Il adore me répéter : « Tu as vu maman ? Ça les bébés ne savent pas le faire. Moi oui. Je suis grand moi. » En vrai, il est encore si petit. Je le vois quand il me donne la main dans la rue et qu’il sursaute au bruit d’une moto. Quand il me cherche de son regard inquiet au parc. Quand il ne me lâche pas d’une semelle lorsqu’on est entouré de nouvelles têtes. Ou, quand il oublie si rapidement l’orage qui vient de passer entre nous. Je le vois tout d’un coup si fragile, si dépendant.

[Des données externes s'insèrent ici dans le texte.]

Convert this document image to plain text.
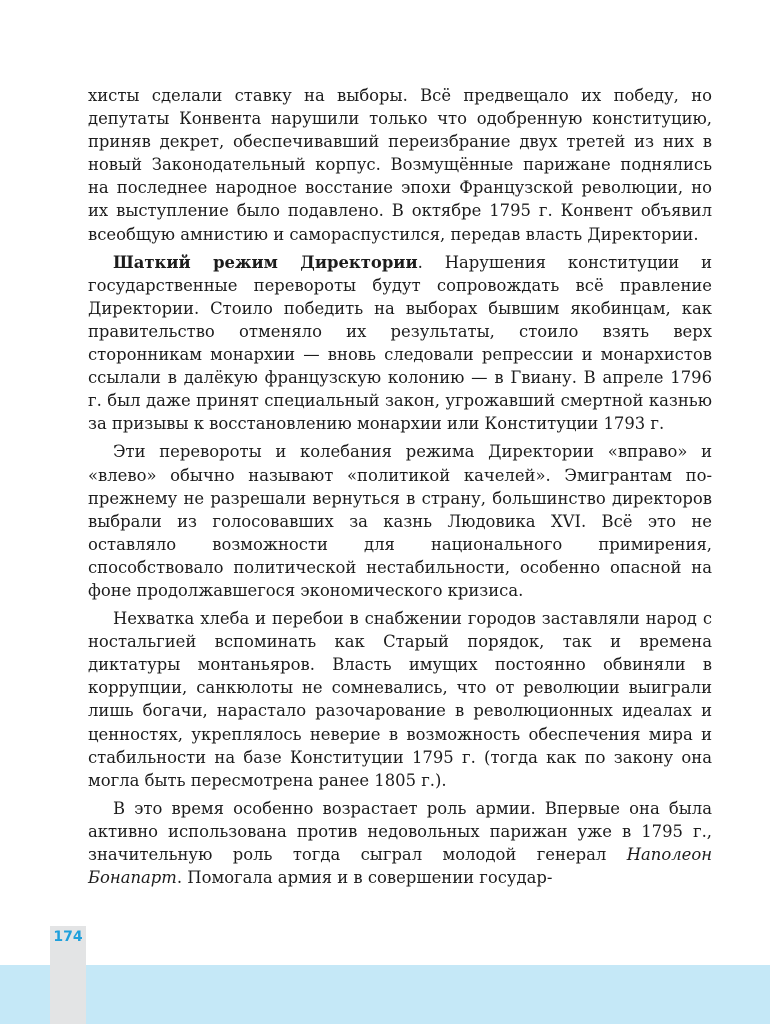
хисты сделали ставку на выборы. Всё предвещало их победу, но депутаты Конвента нарушили только что одобренную конституцию, приняв декрет, обеспечивавший переизбрание двух третей из них в новый Законодательный корпус. Возмущённые парижане поднялись на последнее народное восстание эпохи Французской революции, но их выступление было подавлено. В октябре 1795 г. Конвент объявил всеобщую амнистию и самораспустился, передав власть Директории.

Шаткий режим Директории. Нарушения конституции и государственные перевороты будут сопровождать всё правление Директории. Стоило победить на выборах бывшим якобинцам, как правительство отменяло их результаты, стоило взять верх сторонникам монархии — вновь следовали репрессии и монархистов ссылали в далёкую французскую колонию — в Гвиану. В апреле 1796 г. был даже принят специальный закон, угрожавший смертной казнью за призывы к восстановлению монархии или Конституции 1793 г.

Эти перевороты и колебания режима Директории «вправо» и «влево» обычно называют «политикой качелей». Эмигрантам по-прежнему не разрешали вернуться в страну, большинство директоров выбрали из голосовавших за казнь Людовика XVI. Всё это не оставляло возможности для национального примирения, способствовало политической нестабильности, особенно опасной на фоне продолжавшегося экономического кризиса.

Нехватка хлеба и перебои в снабжении городов заставляли народ с ностальгией вспоминать как Старый порядок, так и времена диктатуры монтаньяров. Власть имущих постоянно обвиняли в коррупции, санкюлоты не сомневались, что от революции выиграли лишь богачи, нарастало разочарование в революционных идеалах и ценностях, укреплялось неверие в возможность обеспечения мира и стабильности на базе Конституции 1795 г. (тогда как по закону она могла быть пересмотрена ранее 1805 г.).

В это время особенно возрастает роль армии. Впервые она была активно использована против недовольных парижан уже в 1795 г., значительную роль тогда сыграл молодой генерал Наполеон Бонапарт. Помогала армия и в совершении государ-

174
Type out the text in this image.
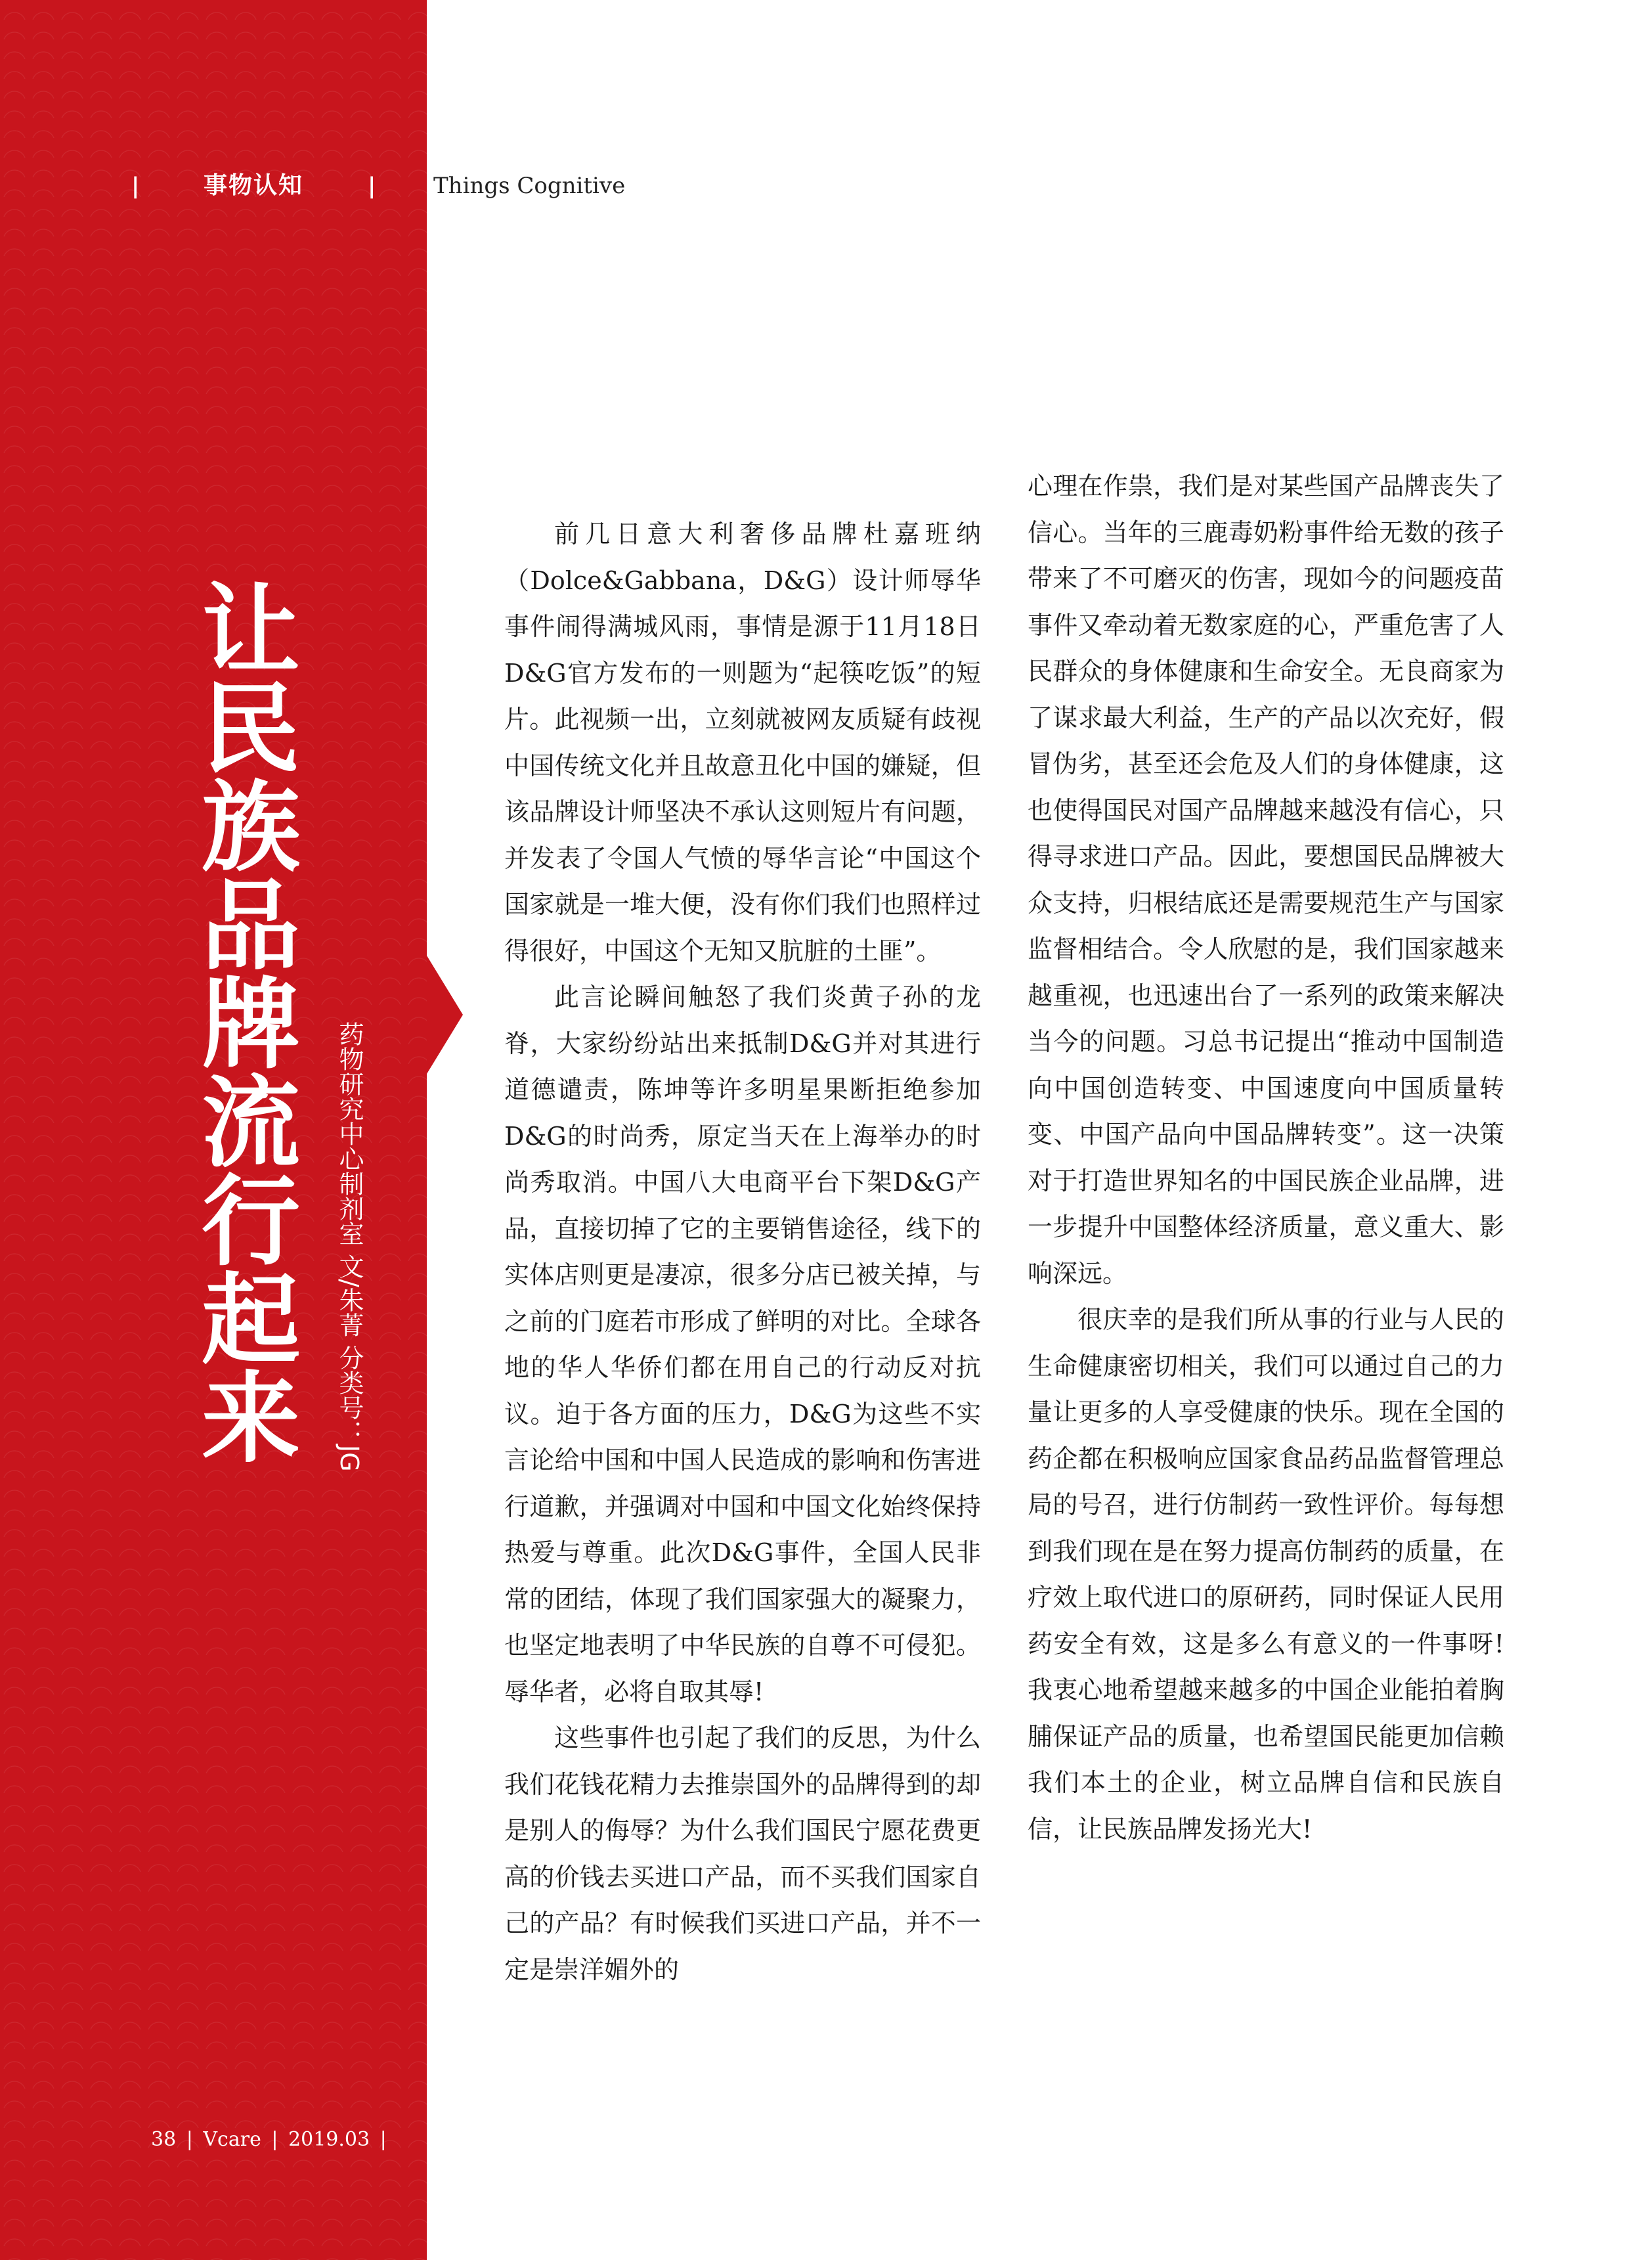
|	事物认知	|	Things Cognitive
让民族品牌流行起来	药物研究中心制剂室 文/朱菁 分类号：JG

前几日意大利奢侈品牌杜嘉班纳（Dolce&Gabbana，D&G）设计师辱华事件闹得满城风雨，事情是源于11月18日D&G官方发布的一则题为“起筷吃饭”的短片。此视频一出，立刻就被网友质疑有歧视中国传统文化并且故意丑化中国的嫌疑，但该品牌设计师坚决不承认这则短片有问题，并发表了令国人气愤的辱华言论“中国这个国家就是一堆大便，没有你们我们也照样过得很好，中国这个无知又肮脏的土匪”。

此言论瞬间触怒了我们炎黄子孙的龙脊，大家纷纷站出来抵制D&G并对其进行道德谴责，陈坤等许多明星果断拒绝参加D&G的时尚秀，原定当天在上海举办的时尚秀取消。中国八大电商平台下架D&G产品，直接切掉了它的主要销售途径，线下的实体店则更是凄凉，很多分店已被关掉，与之前的门庭若市形成了鲜明的对比。全球各地的华人华侨们都在用自己的行动反对抗议。迫于各方面的压力，D&G为这些不实言论给中国和中国人民造成的影响和伤害进行道歉，并强调对中国和中国文化始终保持热爱与尊重。此次D&G事件，全国人民非常的团结，体现了我们国家强大的凝聚力，也坚定地表明了中华民族的自尊不可侵犯。辱华者，必将自取其辱!

这些事件也引起了我们的反思，为什么我们花钱花精力去推崇国外的品牌得到的却是别人的侮辱？为什么我们国民宁愿花费更高的价钱去买进口产品，而不买我们国家自己的产品？有时候我们买进口产品，并不一定是崇洋媚外的

心理在作祟，我们是对某些国产品牌丧失了信心。当年的三鹿毒奶粉事件给无数的孩子带来了不可磨灭的伤害，现如今的问题疫苗事件又牵动着无数家庭的心，严重危害了人民群众的身体健康和生命安全。无良商家为了谋求最大利益，生产的产品以次充好，假冒伪劣，甚至还会危及人们的身体健康，这也使得国民对国产品牌越来越没有信心，只得寻求进口产品。因此，要想国民品牌被大众支持，归根结底还是需要规范生产与国家监督相结合。令人欣慰的是，我们国家越来越重视，也迅速出台了一系列的政策来解决当今的问题。习总书记提出“推动中国制造向中国创造转变、中国速度向中国质量转变、中国产品向中国品牌转变”。这一决策对于打造世界知名的中国民族企业品牌，进一步提升中国整体经济质量，意义重大、影响深远。

很庆幸的是我们所从事的行业与人民的生命健康密切相关，我们可以通过自己的力量让更多的人享受健康的快乐。现在全国的药企都在积极响应国家食品药品监督管理总局的号召，进行仿制药一致性评价。每每想到我们现在是在努力提高仿制药的质量，在疗效上取代进口的原研药，同时保证人民用药安全有效，这是多么有意义的一件事呀!我衷心地希望越来越多的中国企业能拍着胸脯保证产品的质量，也希望国民能更加信赖我们本土的企业，树立品牌自信和民族自信，让民族品牌发扬光大!

38 | Vcare | 2019.03 |
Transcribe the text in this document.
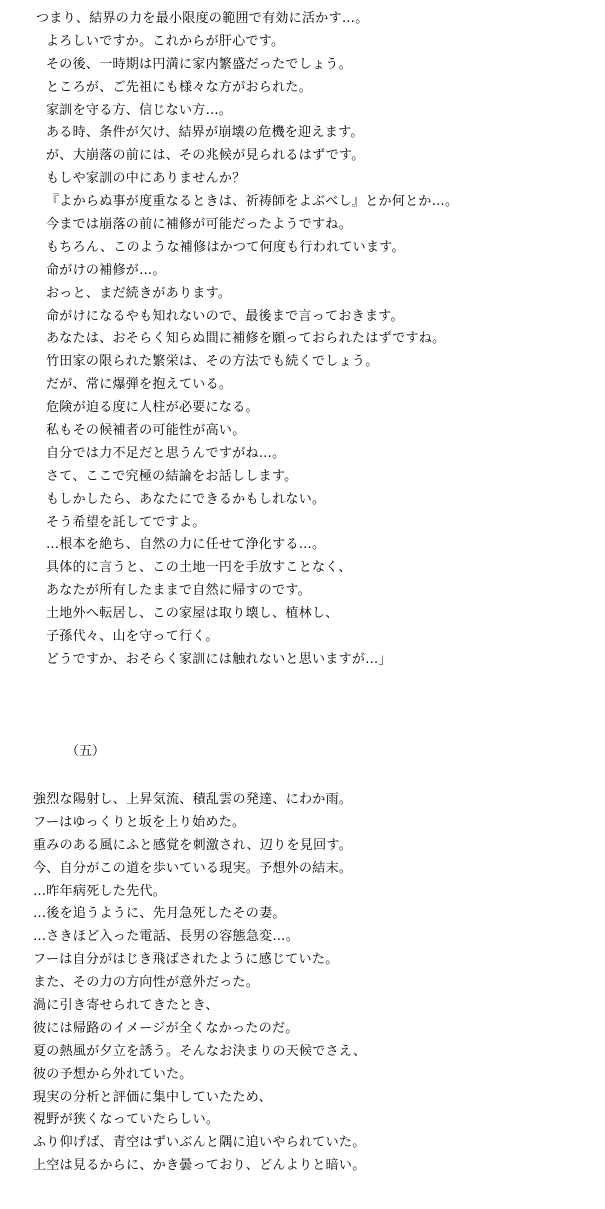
つまり、結界の力を最小限度の範囲で有効に活かす…。
よろしいですか。これからが肝心です。
その後、一時期は円満に家内繁盛だったでしょう。
ところが、ご先祖にも様々な方がおられた。
家訓を守る方、信じない方…。
ある時、条件が欠け、結界が崩壊の危機を迎えます。
が、大崩落の前には、その兆候が見られるはずです。
もしや家訓の中にありませんか？
『よからぬ事が度重なるときは、祈祷師をよぶべし』とか何とか…。
今までは崩落の前に補修が可能だったようですね。
もちろん、このような補修はかつて何度も行われています。
命がけの補修が…。
おっと、まだ続きがあります。
命がけになるやも知れないので、最後まで言っておきます。
あなたは、おそらく知らぬ間に補修を願っておられたはずですね。
竹田家の限られた繁栄は、その方法でも続くでしょう。
だが、常に爆弾を抱えている。
危険が迫る度に人柱が必要になる。
私もその候補者の可能性が高い。
自分では力不足だと思うんですがね…。
さて、ここで究極の結論をお話しします。
もしかしたら、あなたにできるかもしれない。
そう希望を託してですよ。
…根本を絶ち、自然の力に任せて浄化する…。
具体的に言うと、この土地一円を手放すことなく、
あなたが所有したままで自然に帰すのです。
土地外へ転居し、この家屋は取り壊し、植林し、
子孫代々、山を守って行く。
どうですか、おそらく家訓には触れないと思いますが…」
（五）
強烈な陽射し、上昇気流、積乱雲の発達、にわか雨。
フーはゆっくりと坂を上り始めた。
重みのある風にふと感覚を刺激され、辺りを見回す。
今、自分がこの道を歩いている現実。予想外の結末。
…昨年病死した先代。
…後を追うように、先月急死したその妻。
…さきほど入った電話、長男の容態急変…。
フーは自分がはじき飛ばされたように感じていた。
また、その力の方向性が意外だった。
渦に引き寄せられてきたとき、
彼には帰路のイメージが全くなかったのだ。
夏の熱風が夕立を誘う。そんなお決まりの天候でさえ、
彼の予想から外れていた。
現実の分析と評価に集中していたため、
視野が狭くなっていたらしい。
ふり仰げば、青空はずいぶんと隅に追いやられていた。
上空は見るからに、かき曇っており、どんよりと暗い。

Au début, je voulais juste décrire la chouette journée que nous avons eu tous les deux. Et finalement je me suis perdue. Je m’aperçois que ce qui me tient le plus à coeur, c’est de comprendre pourquoi nous en avons besoin tous les deux. Pour lui : sentir qu’il a toute mon attention, surtout depuis que je travaille à 80% à la maison et que j’ai du mal à m’arrêter. Pour moi : lâcher la bride, ne rien écrire sur mon agenda, ne pas lancer de machine, juste passer du temps avec lui. Pour nous : ne rechercher que du bon temps à passer tous les 2, rien d’autre pendant une journée. Et penser aux jours d’après, prendre du recul et se dire qu’on peut toujours s’améliorer.

* Notre journée : Sécher la crèche, se faire un resto (mcdo quoi), aller voir Rio 2 au cinéma et kiffer la musique, participer à un atelier organisé par edding et tester des jolies gammes de feutres, repartir très gâtés, se défouler au parc Monceau, faire pour la première fois un tour de poney, rentrer et tester tout de suite les feutres maquillage.